Van hun ouders Ibrahim en Afaf ontbreekt vooralsnog ook elk spoor. Mediha’s vader leeft waarschijnlijk niet meer. Oudere Jezidi-mannen zijn vaak direct gedood door Islamitische Staat en daarna gedumpt in massagraven, terwijl de jongens werden klaargestoomd als kindsoldaat – of zelfmoordterrorist, zoals haar broertjes hebben ervaren. En van de meisjes en vrouwen werden seksslaven gemaakt, zoals Mediha zelf  – en waarschijnlijk ook haar moeder Afaf – aan den lijve heeft ondervonden.

Bahzad laat in deze film van Hassan Oswald een kast met ordners zien. Elke map bevat de vermiste en vermoorde inwoners van één enkel dorp. Er waren bijvoorbeeld slavenmarkten, zowel online als echt, waarop vrouwen en kinderen werden verkocht. ‘IS-leden gebruikten dit handelssysteem voor Mediha en haar broers’, vertelt Bahzad, terwijl hij door een map met foto’s van, soms nog altijd vermiste, slachtoffers bladert. In totaal worden zo’n drieduizend Jezidi’s vermist. En reddingsacties zijn even gecompliceerd als duur.

Geruchten over wat er met Mediha’s broertje en moeder is gebeurd zijn er te over. Barzan zou onder een andere naam in Turkije kunnen leven. En Afaf kon wel eens in het gevangenenkamp Al Hol in Syrië verblijven, waar IS-strijders nog altijd Jezidi-vrouwen gevangen houden. Intussen moet Mediha, die het dagelijks leven filmt dat ze met Ghazwan en Adnan leidt, op de één of andere manier in het reine komen met de trauma’s – en bijbehorende schaamte – die ze bij Islamitische Staat heeft opgelopen.
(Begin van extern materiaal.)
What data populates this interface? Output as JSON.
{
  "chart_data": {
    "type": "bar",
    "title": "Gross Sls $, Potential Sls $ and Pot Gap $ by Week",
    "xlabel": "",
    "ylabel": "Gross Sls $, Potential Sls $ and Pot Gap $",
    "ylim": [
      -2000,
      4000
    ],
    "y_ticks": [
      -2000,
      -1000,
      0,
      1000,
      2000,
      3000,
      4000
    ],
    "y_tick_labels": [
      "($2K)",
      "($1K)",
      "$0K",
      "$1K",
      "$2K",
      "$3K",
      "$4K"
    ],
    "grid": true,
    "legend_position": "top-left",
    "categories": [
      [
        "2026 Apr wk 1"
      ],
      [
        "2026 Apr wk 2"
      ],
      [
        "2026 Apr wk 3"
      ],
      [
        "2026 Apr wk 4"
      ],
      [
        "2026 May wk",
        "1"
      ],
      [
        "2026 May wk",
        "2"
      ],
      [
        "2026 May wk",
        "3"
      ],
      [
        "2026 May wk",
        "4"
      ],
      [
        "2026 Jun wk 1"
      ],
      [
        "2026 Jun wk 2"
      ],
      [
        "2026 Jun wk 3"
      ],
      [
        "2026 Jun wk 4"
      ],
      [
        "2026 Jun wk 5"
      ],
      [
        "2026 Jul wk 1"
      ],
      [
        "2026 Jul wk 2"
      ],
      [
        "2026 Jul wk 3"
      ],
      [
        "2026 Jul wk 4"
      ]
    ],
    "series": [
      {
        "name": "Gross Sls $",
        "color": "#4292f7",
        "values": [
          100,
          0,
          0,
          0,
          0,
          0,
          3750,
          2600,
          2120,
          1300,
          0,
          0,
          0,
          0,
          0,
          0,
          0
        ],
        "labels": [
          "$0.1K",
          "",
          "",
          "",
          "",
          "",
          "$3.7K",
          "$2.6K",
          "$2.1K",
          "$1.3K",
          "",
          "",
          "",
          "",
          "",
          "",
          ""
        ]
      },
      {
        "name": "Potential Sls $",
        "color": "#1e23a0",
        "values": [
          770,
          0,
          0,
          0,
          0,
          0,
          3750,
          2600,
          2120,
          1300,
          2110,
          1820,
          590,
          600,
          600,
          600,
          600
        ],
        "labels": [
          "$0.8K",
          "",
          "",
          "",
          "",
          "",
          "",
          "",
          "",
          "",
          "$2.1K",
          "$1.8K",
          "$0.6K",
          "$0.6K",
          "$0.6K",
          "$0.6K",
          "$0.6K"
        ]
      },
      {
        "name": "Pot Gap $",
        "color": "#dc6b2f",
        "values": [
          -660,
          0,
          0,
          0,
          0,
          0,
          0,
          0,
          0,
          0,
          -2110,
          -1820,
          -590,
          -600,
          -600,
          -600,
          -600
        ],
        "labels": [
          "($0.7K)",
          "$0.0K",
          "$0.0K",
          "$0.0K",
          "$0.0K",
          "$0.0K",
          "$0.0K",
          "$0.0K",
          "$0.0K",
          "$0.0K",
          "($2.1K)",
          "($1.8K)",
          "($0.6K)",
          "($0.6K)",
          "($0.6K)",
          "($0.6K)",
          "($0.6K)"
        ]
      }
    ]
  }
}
Als er een gebedsoproep klinkt, stopt Mediha bijvoorbeeld onmiddellijk met praten en sluit haar oren af.  Naderhand is ze zichtbaar ontdaan. Ze vraagt zich ook af of ze de IS-man die haar heeft vastgehouden moet aanklagen. Tegelijkertijd spelen haar broertjes lachend, ogenschijnlijk zonder er verder bij na te denken, een onthoofding na. Zo geven ze, elk op hun eigen manier, het verleden een plek in hun huidige bestaan. En daarmee kunnen ze pas écht verder als duidelijk is hoe ‘t de andere gezinsleden is vergaan. 

Hun zoektocht, ondersteund door gedreven helpers als Bahzad Farhan, is zowel spannend als aangrijpend, roept z’n eigen pijnlijke dilemma’s op en illustreert nog maar eens welk leed de Jezidi-gemeenschap vanaf 2014 is toegebracht door de groep barbaren die onder de noemer IS ongenadig huis heeft gehouden in Irak en Syrië. Die kwestie is weliswaar eerder belicht – in verwante films zoals SabayaDaughters Of The Sun en On Her Shoulders bijvoorbeeld – maar verdient aanhoudende aandacht.

Want hoewel Islamitische Staat al in 2019 uit z’n eigen kalifaat is verdreven, duren de pijn en het verdriet van hun schrikbewind voort.